13 En quoi la démocratie n’autorise-t-elle qu’un sujet de la jouissance ? Platon décrit deux formes du rapport à la jouissance constitué dans le faux monde démocratique. Le premier, quand on est jeune, est l’emportement dionysiaque. Le second, quand on est vieux, est l’indistinction des jouissances. Au fond, l’éducation du sujet démocratique par la vie sociale dominante commence par l’illusion que tout est disponible : « Jouir sans entraves », dit l’anarchiste soixante-huitard. « Des fringues, des chaussures Nike et mon shit », dit le faux rebelle des « banlieues ». Mais la même vie démocratique s’achève dans la conscience crépusculaire que tout s’équivaut, et donc que rien ne vaut, sinon d’abord l’étalon de toute valeur possible : l’argent, et ensuite l’appareillage de ce qui en protège la propriété : la police, la justice, les prisons. De l’avidité prodigue qui s’imagine être une liberté à l’avarice budgétaire et sécuritaire, voilà le cours du temps.
14 Mais quel lien avec la question du monde ? Tout monde, pour Platon comme pour moi, ne s’éclaire que des différences qui s’y construisent, et singulièrement de la différence, premièrement entre une vérité et une opinion, et deuxièmement entre deux vérités dont le type n’est pas le même (amour et politique, par exemple, ou art et science). Dès lors qu’est postulée l’équivalence de toutes choses, on a des surfaces, des supports, des apparences illimitées, mais aucun monde ne peut apparaître. C’est bien la pensée de Platon, quand il déclare que la démocratie est une forme de gouvernement « agréable, anarchique et bizarre, qui dispense une sorte d’égalité aussi bien à ce qui est inégal qu’à ce qui est égal ». L’agrément est celui que la jeunesse y trouve, qui est celle des désirs satisfaits, ou qui en droit peuvent l’être. L’égalité instituée entre l’inégal et l’égal n’est autre, pour nous, que le principe monétaire, l’équivalent général qui barre tout accès à des différences réelles, à l’hétérogène comme tel, dont le paradigme est l’écart entre une procédure de vérité et la liberté des opinions. C’est cette égalité abstraite, asservie à la quantité numérique, qui interdit la consistance d’un monde et impose le règne de ce que Platon nomme « anarchie ». Cette anarchie n’est autre que la valeur attribuée mécaniquement à ce qui est sans valeur. Un monde de la substituabilité universelle est un monde sans logique propre, et qui par conséquent n’est pas un monde, seulement un régime « anarchique » de l’apparaître.

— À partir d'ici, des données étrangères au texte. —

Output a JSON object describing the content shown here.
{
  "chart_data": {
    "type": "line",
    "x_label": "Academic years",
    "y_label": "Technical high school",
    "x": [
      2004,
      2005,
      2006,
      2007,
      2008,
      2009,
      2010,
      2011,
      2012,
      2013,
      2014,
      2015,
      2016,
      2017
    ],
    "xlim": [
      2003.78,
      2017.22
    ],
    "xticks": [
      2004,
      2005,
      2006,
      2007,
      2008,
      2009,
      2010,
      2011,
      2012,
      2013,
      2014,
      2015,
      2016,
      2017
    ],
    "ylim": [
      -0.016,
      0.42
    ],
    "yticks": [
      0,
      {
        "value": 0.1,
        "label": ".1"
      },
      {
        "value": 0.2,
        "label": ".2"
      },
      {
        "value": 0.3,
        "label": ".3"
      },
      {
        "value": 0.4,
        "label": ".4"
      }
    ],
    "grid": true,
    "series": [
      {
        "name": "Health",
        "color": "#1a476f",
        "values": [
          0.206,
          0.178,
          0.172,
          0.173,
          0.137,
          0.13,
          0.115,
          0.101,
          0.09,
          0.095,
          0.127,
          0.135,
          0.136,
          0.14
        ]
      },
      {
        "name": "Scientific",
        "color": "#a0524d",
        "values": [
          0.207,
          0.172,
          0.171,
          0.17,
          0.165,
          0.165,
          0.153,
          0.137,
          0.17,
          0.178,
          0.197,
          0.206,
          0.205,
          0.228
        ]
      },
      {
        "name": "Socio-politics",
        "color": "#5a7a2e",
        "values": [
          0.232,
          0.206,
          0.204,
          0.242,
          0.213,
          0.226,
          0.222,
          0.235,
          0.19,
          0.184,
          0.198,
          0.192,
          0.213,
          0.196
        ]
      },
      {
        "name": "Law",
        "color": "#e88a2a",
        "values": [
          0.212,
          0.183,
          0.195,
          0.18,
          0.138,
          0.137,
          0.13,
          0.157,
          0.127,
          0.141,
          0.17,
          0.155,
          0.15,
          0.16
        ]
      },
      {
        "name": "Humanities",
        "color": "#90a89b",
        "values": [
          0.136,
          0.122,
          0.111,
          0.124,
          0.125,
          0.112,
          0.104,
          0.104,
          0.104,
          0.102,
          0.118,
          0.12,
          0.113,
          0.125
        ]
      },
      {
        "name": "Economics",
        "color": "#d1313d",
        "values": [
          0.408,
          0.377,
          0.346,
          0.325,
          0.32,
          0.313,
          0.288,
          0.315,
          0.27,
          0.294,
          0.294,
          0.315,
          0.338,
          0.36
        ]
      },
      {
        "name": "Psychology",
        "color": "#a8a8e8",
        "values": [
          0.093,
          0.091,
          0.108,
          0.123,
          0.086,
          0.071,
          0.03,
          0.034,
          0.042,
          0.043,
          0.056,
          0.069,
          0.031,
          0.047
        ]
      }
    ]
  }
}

15 Ce qui définit l’homme démocratique, éduqué par cette anarchie, c’est qu’il en subjective le principe, celui de la substituabilité de toute chose. On a alors une circulation ouverte des désirs, des objets auxquels ces désirs s’attachent, et des courtes jouissances qu’on tire de ces objets. C’est dans cette circulation que se constitue le sujet. On a vu que, parvenu à un certain âge, il accepte, au nom du primat de la circulation (de la « modernisation »), une certaine indétermination des objets. Il ne voit plus que le symbole de la circulation, l’argent comme tel. Mais la passion originaire seule, celle qui s’attache à l’infini potentiel des jouissances, peut animer la circulation. De là que, si la sagesse de la circulation réside chez les vieux – qui ont compris que l’essence de tout est la nullité monétaire –, son existence animée, sa perpétuation incessante, requiert que la jeunesse soit un acteur privilégié. L’homme démocratique greffe un vieillard avare sur un adolescent avide. L’adolescent fait tourner la machine et le vieillard encaisse les bénéfices.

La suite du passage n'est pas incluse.